The grizzly appeared to roll out of the brush, and like a huge furry ball of brown, he bounced down the thicketed slope to an open slide where he unrolled, and stretched into a run. Copple got two more shots before he was out of sight.
“Gone!” ejaculated Copple. “An’ we never fetched him!... He ain’t hurt. Did you see him pile down an’ roll off that slope?... Let’s see. I got twenty-three shots at him. How many had you?”
“I had fifteen.”
“Say, it was some fun, wasn’t it—smokin’ him along there? But we ought to have fetched the old sheep-killer.... Wonder what’s happened to the other fellows.”
We looked about us. Not improbably the exciting moments had been few in number, yet they seemed long indeed. The Haughts had gotten to the top of the bluff, and were tearing through the brush toward the point Copple had designated. They reached it too late.
“Where is he?” yelled Edd.
“Gone!” boomed Copple. “Runnin’ down the canyon. Call the dogs an’ go down after him.”
When the Haughts came out into the open upon that bench one of the pups and the spotted hound, Rock, were with them. Old Dan and old Tom were baying up at the head of the canyon, and Sue could be heard yelping somewhere else. Bear trails seemingly were abundant near our whereabouts. Presently the Haughts disappeared at the back of the bench where the old grizzly had gone down, and evidently they put the two hounds on his trail.
“That grizzly will climb over round the lower end of this ridge,” declared Copple. “We want to be there.”

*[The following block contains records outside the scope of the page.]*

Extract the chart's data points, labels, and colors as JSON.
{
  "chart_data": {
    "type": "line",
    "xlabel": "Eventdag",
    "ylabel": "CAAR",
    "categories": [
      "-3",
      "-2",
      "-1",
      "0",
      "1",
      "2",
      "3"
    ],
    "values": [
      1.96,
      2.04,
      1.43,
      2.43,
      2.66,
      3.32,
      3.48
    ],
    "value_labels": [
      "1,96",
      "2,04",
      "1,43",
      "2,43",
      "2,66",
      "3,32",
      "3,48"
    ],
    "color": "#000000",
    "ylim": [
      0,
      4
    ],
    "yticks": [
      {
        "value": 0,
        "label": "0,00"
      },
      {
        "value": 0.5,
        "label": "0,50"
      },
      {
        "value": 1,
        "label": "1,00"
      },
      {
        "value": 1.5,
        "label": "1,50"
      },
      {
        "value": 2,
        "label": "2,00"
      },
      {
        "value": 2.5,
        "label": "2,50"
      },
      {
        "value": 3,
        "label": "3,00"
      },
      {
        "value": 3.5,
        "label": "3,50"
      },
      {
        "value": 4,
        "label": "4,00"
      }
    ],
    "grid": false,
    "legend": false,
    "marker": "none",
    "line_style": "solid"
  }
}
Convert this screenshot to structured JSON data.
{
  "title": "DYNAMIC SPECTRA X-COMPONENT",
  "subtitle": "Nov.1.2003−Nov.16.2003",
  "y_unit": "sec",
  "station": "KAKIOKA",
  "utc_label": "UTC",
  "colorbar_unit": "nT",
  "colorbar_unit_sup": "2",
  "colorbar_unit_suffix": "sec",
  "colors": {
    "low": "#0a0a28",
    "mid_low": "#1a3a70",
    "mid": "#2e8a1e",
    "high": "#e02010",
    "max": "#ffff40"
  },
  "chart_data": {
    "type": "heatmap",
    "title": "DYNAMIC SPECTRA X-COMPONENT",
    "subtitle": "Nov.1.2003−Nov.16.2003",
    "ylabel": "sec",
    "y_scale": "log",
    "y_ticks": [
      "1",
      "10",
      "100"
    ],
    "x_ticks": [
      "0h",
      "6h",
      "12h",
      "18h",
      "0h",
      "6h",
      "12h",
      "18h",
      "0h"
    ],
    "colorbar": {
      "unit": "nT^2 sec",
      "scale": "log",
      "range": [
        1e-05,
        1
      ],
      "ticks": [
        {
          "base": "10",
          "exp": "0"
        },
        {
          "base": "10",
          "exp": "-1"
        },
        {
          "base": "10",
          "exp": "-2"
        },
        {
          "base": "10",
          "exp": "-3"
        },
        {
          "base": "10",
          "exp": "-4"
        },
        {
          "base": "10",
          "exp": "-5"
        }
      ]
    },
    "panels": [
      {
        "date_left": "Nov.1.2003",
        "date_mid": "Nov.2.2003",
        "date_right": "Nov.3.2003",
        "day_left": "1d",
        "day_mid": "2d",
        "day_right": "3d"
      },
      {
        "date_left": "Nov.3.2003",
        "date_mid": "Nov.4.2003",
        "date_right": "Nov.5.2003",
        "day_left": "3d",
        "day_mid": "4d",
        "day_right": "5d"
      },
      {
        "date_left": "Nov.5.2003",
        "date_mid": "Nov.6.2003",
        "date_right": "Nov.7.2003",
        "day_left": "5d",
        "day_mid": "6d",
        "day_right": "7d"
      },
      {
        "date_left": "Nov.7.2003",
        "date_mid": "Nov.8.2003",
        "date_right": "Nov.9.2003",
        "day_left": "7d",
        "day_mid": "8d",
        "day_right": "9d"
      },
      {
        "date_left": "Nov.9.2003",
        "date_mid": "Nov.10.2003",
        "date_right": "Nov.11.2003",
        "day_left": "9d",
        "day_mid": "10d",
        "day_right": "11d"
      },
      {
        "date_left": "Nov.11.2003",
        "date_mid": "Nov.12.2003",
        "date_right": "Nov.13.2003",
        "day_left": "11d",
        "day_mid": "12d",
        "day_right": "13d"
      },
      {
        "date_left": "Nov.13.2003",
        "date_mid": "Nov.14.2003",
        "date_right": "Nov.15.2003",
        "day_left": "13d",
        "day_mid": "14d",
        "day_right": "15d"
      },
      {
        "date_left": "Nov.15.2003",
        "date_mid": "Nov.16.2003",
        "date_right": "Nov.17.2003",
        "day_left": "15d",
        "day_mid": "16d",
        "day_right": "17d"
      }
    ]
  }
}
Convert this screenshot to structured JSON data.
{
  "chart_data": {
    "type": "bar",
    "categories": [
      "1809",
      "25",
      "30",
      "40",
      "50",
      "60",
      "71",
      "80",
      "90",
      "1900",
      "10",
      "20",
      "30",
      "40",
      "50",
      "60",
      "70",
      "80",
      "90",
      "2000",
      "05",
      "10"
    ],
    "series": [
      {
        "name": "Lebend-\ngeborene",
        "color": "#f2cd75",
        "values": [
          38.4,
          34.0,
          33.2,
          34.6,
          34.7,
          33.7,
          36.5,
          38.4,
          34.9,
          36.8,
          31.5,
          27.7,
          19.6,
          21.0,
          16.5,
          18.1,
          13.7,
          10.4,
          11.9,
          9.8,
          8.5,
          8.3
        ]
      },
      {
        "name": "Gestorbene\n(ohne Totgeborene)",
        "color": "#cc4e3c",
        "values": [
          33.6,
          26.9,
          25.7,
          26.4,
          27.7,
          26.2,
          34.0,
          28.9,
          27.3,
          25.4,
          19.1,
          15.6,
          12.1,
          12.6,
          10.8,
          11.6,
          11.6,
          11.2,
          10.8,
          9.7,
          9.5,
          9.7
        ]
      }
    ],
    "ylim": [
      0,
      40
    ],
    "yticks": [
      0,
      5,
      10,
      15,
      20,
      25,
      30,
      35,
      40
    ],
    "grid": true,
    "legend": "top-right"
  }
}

So we hurriedly left our stand, and taking to the South side of the ridge, we ran and walked and climbed and plunged down along the slope. Keeping up with Copple on foot was harder than riding after Edd and George. When soon we reached a manzanita thicket I could no longer keep Copple in sight. He was so powerful that he just crashed through, but I had to worm my way, and walk over the tops of the bushes, like a tight-rope performer. Of all strong, thick, spiky brush manzanita was the worst.